Because the system is 64bit and every process not being 64bit needs to be adapted, hence running effectively slower.
christiandittmann41 wrote:no one edits such large files
I do (i.e. 2.6 GiB files) and I am someone.
christiandittmann41 wrote:in a dialog program speed is secondary
By that you mean speed in your internet browser, your photo editor, your file manager and probably non-fullscreen games as well the speed is not important to you? I have my doubts.

Re: Problem with 1 or 2 UTF-8 characters

Posted: Wed Jun 05, 2019 7:50 am
by jmparatte
Plasm wrote:Hi, I encountered another problem in 8.1.2 (64Bit) related to UTF-8 encoding:
If I open a file with only one or two UTF-8 characters, the file is loaded as ANSI which leads to a broken character presentation. Even if the file open dialog is used and the charset is set to UTF-8 explicitly, the file is loaded as ANSI.
If the file has at least three UTF-8 characters, everything works fine.

Example with german umlauts:
ä => ä
äö => äö
äöü => äöü

Best regards
Plasm
My solution is to insert at beginning of for example a PHP file:

Code: Select all

<?php //éèà
...
?>
The "éèà" 3 non-ascii characters placed very near the beginning of file is analyzed and correctly decoded to switch the encoding as an UTF-8 file.
If the same sequence is placed too far from the beginning, the encoding could be incorrectly determined.
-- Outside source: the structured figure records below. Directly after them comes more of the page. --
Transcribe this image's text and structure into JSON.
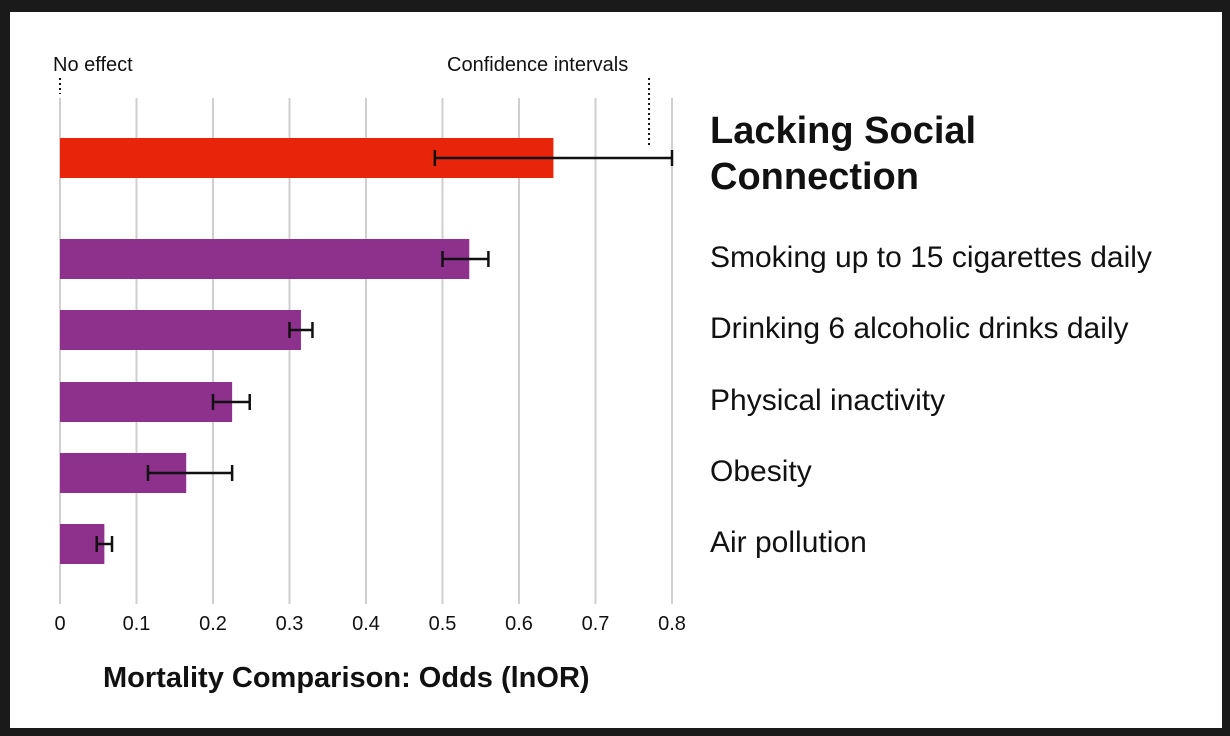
{
  "chart_data": {
    "type": "bar",
    "orientation": "horizontal",
    "categories": [
      "Lacking Social Connection",
      "Smoking up to 15 cigarettes daily",
      "Drinking 6 alcoholic drinks daily",
      "Physical inactivity",
      "Obesity",
      "Air pollution"
    ],
    "values": [
      0.645,
      0.535,
      0.315,
      0.225,
      0.165,
      0.058
    ],
    "error_low": [
      0.49,
      0.5,
      0.3,
      0.2,
      0.115,
      0.048
    ],
    "error_high": [
      0.8,
      0.56,
      0.33,
      0.248,
      0.225,
      0.068
    ],
    "colors": [
      "#e8240a",
      "#8e318c",
      "#8e318c",
      "#8e318c",
      "#8e318c",
      "#8e318c"
    ],
    "xlabel": "Mortality Comparison: Odds (lnOR)",
    "xlim": [
      0,
      0.8
    ],
    "xticks": [
      "0",
      "0.1",
      "0.2",
      "0.3",
      "0.4",
      "0.5",
      "0.6",
      "0.7",
      "0.8"
    ],
    "grid": true,
    "annotations": {
      "no_effect": "No effect",
      "confidence_intervals": "Confidence intervals"
    }
  }
}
Posted: Wed Jun 05, 2019 7:51 am
by Plasm
Problem still persists in 8.2.0 (64 Bit).

Test case:
- Create a new file
- Write: "äeiöu"
- Save the file as UTF-8 without BOM
- Close the file (or Textpad itself)
- Open the file by double-clicking on it, from the open dialog or via dragging it into Textpad (doesn't matter)
- Result: Textpad displays "äeiöu"

The file is saved correctly (tested with other editors). The Problem occurs at opening the file.
If there are more than 2 UTF-8 characters, everything is fine. For example: "äeiöü" results in "äeiöü".

BTW: I saved the file as .txt. The Text document class has UTF-8 charset and no BOM as default settings, if that matters.

Best regards
Plasm

Posted: Wed Jun 05, 2019 8:48 am
by jmparatte
Plasm wrote:...example: "äeiöü" results in "äeiöü"...
The decoding at open fails also with 3 non-ascii characters when the 3 non-ascii characters are not consecutive.

Posted: Wed Jun 05, 2019 2:59 pm
by ben_josephs
In https://forums.textpad.com/viewtopic.php?t=13253 I suggested:

    Save your session in a workspace and open the file by opening the workspace.

Is that a suitable solution?

(I use workspaces for all my non-transient editing work.)